Take the following issues for example:
- How can the VPN credentials and the credentials to the services be enforced to be same and irrefutable?
- After the VPN credentials are lost, what kind of attack surface the services offer when compared to the more integrated solution with end-to-end encryption?
- Was the VOIP system actually designed to be secure by itself? Is the vendor just slapping pieces of mediocre applications together to build complexity against auditors?
- If the VOIP system actually has security features such as encryption, why they are not good enough to stand on their own? Why is the VPN required at all?
- How much information does the VPN solution leak for side channel attacks?
- If the centralized parts of the messaging platform are (partially) compromised, have all the messages been leaked? Would end-to-end type system prove at least somewhat more resilient?
If nothing more, the VPN based solution is significantly more complex because the loose coupling of layers. Working a simple sequence diagram of all the key management and encryption related activity while using the messaging platform proves this instantly. Likewise the risks of simply screwing up a detail are several magnitudes higher. It is instinctively from a viewpoint of complexity a very bad idea to mix common VPN tools with what started off as a relatively simple messaging system.
About that complexity
There are 13 M SLOC in Android alone.
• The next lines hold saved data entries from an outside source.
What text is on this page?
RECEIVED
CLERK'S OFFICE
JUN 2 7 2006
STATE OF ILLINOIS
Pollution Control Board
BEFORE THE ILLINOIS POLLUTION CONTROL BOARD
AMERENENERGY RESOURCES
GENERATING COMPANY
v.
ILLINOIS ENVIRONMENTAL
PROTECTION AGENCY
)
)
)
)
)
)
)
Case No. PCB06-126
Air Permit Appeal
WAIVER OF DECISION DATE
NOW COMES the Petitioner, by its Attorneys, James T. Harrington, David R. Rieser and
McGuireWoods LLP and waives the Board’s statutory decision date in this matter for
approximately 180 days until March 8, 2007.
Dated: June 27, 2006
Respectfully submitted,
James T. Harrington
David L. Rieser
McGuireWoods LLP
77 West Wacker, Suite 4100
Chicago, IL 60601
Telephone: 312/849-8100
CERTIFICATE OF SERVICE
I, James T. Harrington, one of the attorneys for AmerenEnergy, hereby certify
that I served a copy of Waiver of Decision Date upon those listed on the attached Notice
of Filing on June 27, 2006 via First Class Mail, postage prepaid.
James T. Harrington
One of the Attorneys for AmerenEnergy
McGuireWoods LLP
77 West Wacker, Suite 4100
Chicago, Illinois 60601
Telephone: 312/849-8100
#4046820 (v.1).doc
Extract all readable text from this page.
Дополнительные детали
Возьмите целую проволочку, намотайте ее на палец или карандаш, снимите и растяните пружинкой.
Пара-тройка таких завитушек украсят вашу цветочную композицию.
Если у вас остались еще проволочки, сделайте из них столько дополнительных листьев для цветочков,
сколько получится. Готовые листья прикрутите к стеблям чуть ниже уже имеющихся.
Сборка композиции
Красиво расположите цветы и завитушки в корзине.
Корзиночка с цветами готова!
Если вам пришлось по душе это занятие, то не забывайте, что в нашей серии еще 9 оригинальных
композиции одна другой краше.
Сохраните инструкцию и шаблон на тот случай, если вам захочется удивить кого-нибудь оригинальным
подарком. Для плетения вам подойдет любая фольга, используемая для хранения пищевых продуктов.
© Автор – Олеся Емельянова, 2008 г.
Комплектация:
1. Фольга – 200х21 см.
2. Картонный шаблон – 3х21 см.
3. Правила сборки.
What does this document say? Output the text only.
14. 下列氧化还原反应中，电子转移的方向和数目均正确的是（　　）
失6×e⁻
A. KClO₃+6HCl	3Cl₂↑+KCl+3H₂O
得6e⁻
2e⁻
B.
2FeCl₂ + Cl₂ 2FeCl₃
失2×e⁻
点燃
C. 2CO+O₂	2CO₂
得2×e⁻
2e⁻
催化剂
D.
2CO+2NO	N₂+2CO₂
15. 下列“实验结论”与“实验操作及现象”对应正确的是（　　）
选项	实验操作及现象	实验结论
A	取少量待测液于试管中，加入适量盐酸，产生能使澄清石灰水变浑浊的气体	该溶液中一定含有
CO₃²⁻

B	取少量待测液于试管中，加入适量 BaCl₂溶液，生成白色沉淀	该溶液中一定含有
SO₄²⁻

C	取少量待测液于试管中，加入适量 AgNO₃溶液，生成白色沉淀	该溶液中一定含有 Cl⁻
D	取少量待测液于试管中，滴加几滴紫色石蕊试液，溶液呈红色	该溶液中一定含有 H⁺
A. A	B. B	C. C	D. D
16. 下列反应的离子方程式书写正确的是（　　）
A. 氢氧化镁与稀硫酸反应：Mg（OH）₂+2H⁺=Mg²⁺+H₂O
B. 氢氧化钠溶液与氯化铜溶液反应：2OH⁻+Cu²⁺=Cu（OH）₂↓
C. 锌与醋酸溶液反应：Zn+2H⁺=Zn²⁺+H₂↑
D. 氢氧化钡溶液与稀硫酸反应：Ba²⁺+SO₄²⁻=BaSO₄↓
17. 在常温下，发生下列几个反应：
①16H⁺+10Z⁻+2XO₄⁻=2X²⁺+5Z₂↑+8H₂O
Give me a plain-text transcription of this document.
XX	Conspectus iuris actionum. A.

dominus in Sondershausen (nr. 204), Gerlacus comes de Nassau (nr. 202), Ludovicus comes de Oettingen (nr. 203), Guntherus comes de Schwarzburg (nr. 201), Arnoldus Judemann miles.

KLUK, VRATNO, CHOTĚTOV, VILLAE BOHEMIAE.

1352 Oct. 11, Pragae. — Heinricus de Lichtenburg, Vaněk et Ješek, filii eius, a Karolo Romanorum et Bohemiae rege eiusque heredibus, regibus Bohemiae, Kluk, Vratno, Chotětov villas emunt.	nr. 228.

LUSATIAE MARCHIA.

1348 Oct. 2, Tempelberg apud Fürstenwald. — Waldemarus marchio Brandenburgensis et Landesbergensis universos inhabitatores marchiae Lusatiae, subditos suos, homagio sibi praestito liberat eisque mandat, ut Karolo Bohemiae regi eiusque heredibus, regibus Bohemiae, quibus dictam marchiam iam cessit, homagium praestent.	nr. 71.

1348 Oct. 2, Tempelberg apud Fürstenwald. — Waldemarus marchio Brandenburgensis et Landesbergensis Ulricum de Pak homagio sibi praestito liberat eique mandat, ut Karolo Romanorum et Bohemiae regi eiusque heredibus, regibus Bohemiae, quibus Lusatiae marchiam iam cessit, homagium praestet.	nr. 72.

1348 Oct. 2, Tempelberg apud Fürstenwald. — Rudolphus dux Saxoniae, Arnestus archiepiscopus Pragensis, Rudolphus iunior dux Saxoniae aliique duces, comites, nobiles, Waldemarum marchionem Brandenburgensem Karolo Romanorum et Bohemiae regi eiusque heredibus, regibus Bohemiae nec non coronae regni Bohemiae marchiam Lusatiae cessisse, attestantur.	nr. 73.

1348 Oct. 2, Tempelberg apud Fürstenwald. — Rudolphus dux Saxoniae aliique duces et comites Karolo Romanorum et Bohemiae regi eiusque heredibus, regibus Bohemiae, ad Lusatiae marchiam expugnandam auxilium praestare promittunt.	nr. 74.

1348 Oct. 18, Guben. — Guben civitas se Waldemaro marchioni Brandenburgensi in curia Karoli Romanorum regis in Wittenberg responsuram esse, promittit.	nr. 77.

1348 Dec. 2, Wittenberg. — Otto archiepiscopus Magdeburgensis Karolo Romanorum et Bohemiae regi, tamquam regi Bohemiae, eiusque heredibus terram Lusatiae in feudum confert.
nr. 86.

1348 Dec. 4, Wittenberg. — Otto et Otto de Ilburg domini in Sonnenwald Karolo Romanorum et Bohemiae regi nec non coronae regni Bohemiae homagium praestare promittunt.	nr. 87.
The hardware components working with the communications, audio processing, accessories, and so on probably have a few million lines more. That’s a lot of Java, C/C++, and some other more niche languages to audit and accredit for security. Too much actually, and several features allow pulling in other code dynamically from external sources. Take browser plugins for example…
To be honest, I would rather have something that is entirely stupid, but thoroughly auditable, and audited for secure messaging. It is okay to have a separate “recreational” phone, and the one for serious tasks. Even this nasty TETRA phone is too complex probably:
That’s however where the problems begin. It is hard for especially decision-makers to understand what is the value of simplicity when it comes to security. After all his 12 yo son seems to be doing fine with all the gadgets, and they constantly come with the promises of security.
Again, I am not saying there are known major vulnerabilities with the alternative. I am saying that I like the risk profile of going KISS more when the security really counts.
In my humble opinion we are still several evolutions away of reaching any hope for being able to build truly secure mobile messaging platforms. While some solutions are doing actually alright against lower level adversaries, most of them have architectural problems that become significant when state level aggressors enter the play.
The main issue is that there are too many unchecked components in the present hardware platforms. There is no real security architecture either with several important components such as sandboxing critical components and HSM modules for key storage missing. User identification will continue to be slightly unsatisfactory in the near future, and several of the marketed as secure solutions are scarily complex. The solution would be to re-design the basics from entirely different viewpoint.
My dream would be to get some actual hardware developers to work on this, and get for instance OpenBSD folks build the software layer from ground to top. Make the foundation preferable open source to benefit all. That will probably never happen though, because most target audiences are simply happy with commercial level security features. There just is not enough support I fear to warrant the use of resources. Furthermore, the phone could probably never be sold in some countries, because the authorities would not certify it for sales.